Upon submitting this ridiculous item to the salon, the artist was
naturally met with skepticism that such an object could be at all considered as
art. Duchamp's defense was that he had signed it, and that therefore it was to
be considered art.
Okay, for those of us with senses
of humor, let's be honest; this is pretty ridiculous. It's a urinal, and that's clearly a joke—and
it's funny. Marcel Duchamp's Dadaist
theories of art can here be seen as simply that: a joke. This is a mockery of the high-brow
institution that bastioned itself in high-minded academia and intellectualism;
art was growing into a lavish and refined cultural echelon of its own. But not even the more humbly realistic Ashcan
School artists could suffice to adequately disassemble this institutionalized
mechanization of art (as it had so become, at least, in Duchamp's
opinion). A radical example was needed
to shake the foundations of the art world and awaken people to an honest
criticism of themselves. If you can't
laugh at art, you can at least laugh at a urinal.
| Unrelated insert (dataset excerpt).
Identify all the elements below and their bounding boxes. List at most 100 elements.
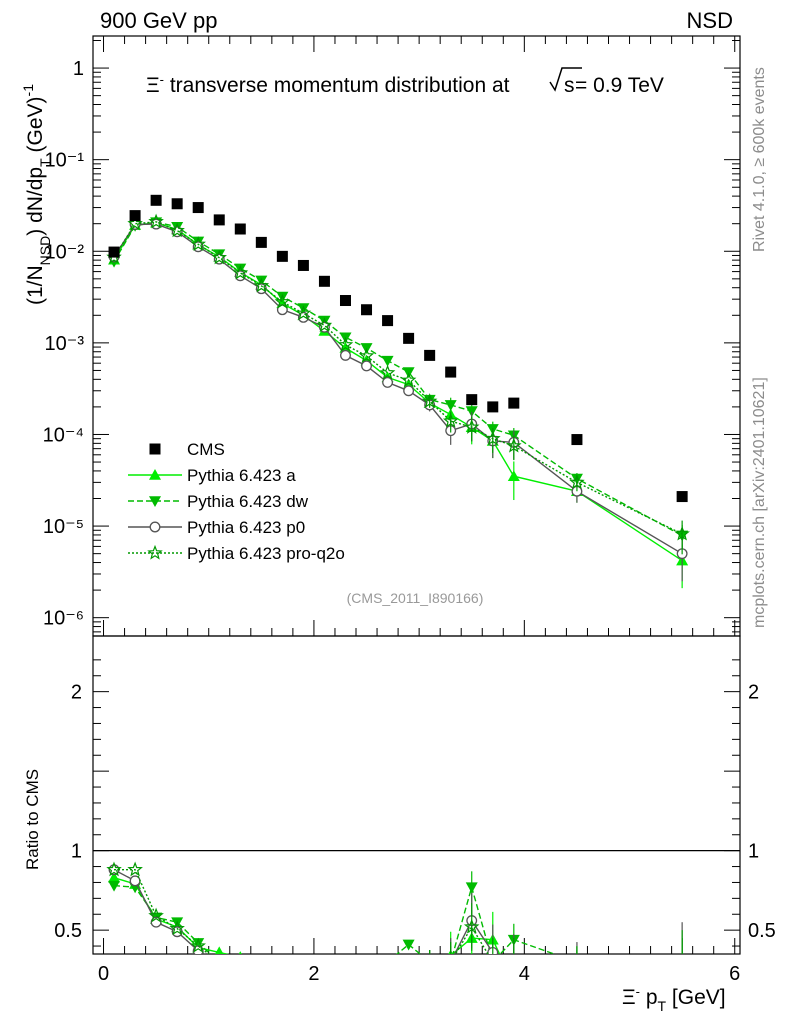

But people take this work very
seriously now as a definitive work of art conveying the ideas of boundless
expression and creative freedom within the medium. The Fountain's original intent appears to
have been satire and social criticism, but perhaps today we can have the debate
in a more sober-minded attitude than shocked critics would have had back
then. Today, this urinal is considered
an actual work of art. (Lol)—You can go
see reproductions of it to this day in one of several different art
museums. I'm not kidding. So, the question we ask ourselves at this
point is: Why? Why is a urinal
considered art? Should it be considered
art? Do you consider it art?
Duchamp's idea of signature license
reigns supreme in most contemporary discussions of his Dadaist artwork. I've heard the argument countless times: He
signed it; he dated it; he submitted it—therefore, it's a work of art. I'll open this one up to you guys, my
readers. Do you think that an artist's
signature on a work automatically classifies that object as a work of art? It's a valid question, and it's one which we
perhaps can debate more fully after we've finished covering the material. For now, I'll move on.